Так же разнообразны отмеченные механичностью движения Блоха, выстраиваемые (иногда в пределах одной фразы) в некий перечислительный ряд. («Почему он все время садится, встает, уходит, топчется на месте, возвращается? – спросила арендаторша».) Для литературы XX в. этот прием не нов; так, он нередко встречается в прозе Э. Хемингуэя, в частности, в его рассказе «На Биг Ривер», герой которого Ник, например, берет спички, вытаскивает одну из них, зажигает, подносит к хворосту, раздувает огонь и т. д. – вероятно, затем, чтобы элементарными действиями отвлечь себя, защититься от душевной тревоги. Но движения Блоха часто лишены упорядоченности, последовательности, связи с намерениями и, подобно его поступкам и мыслям, производят впечатление абсурдности, что объясняется невероятно обострившимся осознанием тупиковости своего положения, утратой идентичности.

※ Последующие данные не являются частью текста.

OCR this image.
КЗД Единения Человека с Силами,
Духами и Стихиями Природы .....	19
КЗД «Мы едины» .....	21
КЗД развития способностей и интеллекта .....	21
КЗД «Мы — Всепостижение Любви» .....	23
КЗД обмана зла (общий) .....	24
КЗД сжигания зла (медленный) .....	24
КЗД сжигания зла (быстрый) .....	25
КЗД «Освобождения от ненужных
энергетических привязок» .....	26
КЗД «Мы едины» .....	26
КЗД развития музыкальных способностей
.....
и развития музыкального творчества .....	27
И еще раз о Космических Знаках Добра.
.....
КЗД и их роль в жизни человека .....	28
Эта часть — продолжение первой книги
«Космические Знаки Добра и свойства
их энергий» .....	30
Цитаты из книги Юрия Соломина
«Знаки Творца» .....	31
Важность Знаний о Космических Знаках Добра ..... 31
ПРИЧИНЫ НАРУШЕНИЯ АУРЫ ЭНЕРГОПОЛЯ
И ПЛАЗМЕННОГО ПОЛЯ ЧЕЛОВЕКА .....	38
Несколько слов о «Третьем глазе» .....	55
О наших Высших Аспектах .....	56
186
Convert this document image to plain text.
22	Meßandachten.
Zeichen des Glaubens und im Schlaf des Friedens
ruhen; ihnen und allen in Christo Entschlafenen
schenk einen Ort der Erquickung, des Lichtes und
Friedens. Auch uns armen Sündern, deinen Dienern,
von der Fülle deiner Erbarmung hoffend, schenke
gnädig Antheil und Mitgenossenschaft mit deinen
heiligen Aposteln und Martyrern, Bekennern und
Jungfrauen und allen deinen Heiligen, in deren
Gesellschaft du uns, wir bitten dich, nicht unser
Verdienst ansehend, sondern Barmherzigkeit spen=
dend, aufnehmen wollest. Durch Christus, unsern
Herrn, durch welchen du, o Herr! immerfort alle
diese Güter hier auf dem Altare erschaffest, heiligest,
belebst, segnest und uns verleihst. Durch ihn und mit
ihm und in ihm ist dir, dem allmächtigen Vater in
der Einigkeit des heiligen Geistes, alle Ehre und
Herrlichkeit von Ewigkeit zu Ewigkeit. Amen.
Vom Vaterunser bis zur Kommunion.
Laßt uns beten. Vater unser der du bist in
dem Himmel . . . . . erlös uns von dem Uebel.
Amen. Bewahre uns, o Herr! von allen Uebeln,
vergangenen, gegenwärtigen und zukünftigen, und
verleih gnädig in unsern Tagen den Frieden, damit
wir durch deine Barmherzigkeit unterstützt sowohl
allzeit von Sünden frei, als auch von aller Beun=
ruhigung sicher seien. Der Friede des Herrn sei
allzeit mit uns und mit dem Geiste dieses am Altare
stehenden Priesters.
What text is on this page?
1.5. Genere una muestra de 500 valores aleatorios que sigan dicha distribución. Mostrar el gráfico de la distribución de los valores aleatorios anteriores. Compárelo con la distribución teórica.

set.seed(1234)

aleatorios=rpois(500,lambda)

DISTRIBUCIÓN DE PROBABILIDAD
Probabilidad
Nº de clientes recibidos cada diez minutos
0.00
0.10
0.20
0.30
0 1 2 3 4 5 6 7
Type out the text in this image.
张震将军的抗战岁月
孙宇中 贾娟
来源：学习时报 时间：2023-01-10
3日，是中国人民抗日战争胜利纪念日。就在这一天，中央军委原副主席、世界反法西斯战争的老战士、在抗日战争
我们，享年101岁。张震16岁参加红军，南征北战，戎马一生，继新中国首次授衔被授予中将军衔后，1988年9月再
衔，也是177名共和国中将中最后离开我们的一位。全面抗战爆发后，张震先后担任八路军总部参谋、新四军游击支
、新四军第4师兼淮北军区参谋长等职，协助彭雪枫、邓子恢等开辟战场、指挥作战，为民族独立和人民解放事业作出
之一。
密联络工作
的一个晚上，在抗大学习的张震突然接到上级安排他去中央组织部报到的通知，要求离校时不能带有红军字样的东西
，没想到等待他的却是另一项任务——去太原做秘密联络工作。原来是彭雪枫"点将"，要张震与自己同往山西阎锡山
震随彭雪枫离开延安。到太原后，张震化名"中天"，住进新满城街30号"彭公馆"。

Продолжая экспериментировать с графикой текста, Хандке использует в романе элементы рисунка, воспроизводит отдельные предметы или их части, как это делали «конкретисты»; нечто подобное будет иметь место и в романной прозе, например в повести Макса Фриша «Человек появляется в эпоху голоцена», опубликованной в 1979 г., т. е. спустя девять лет после выхода в свет романа Хандке.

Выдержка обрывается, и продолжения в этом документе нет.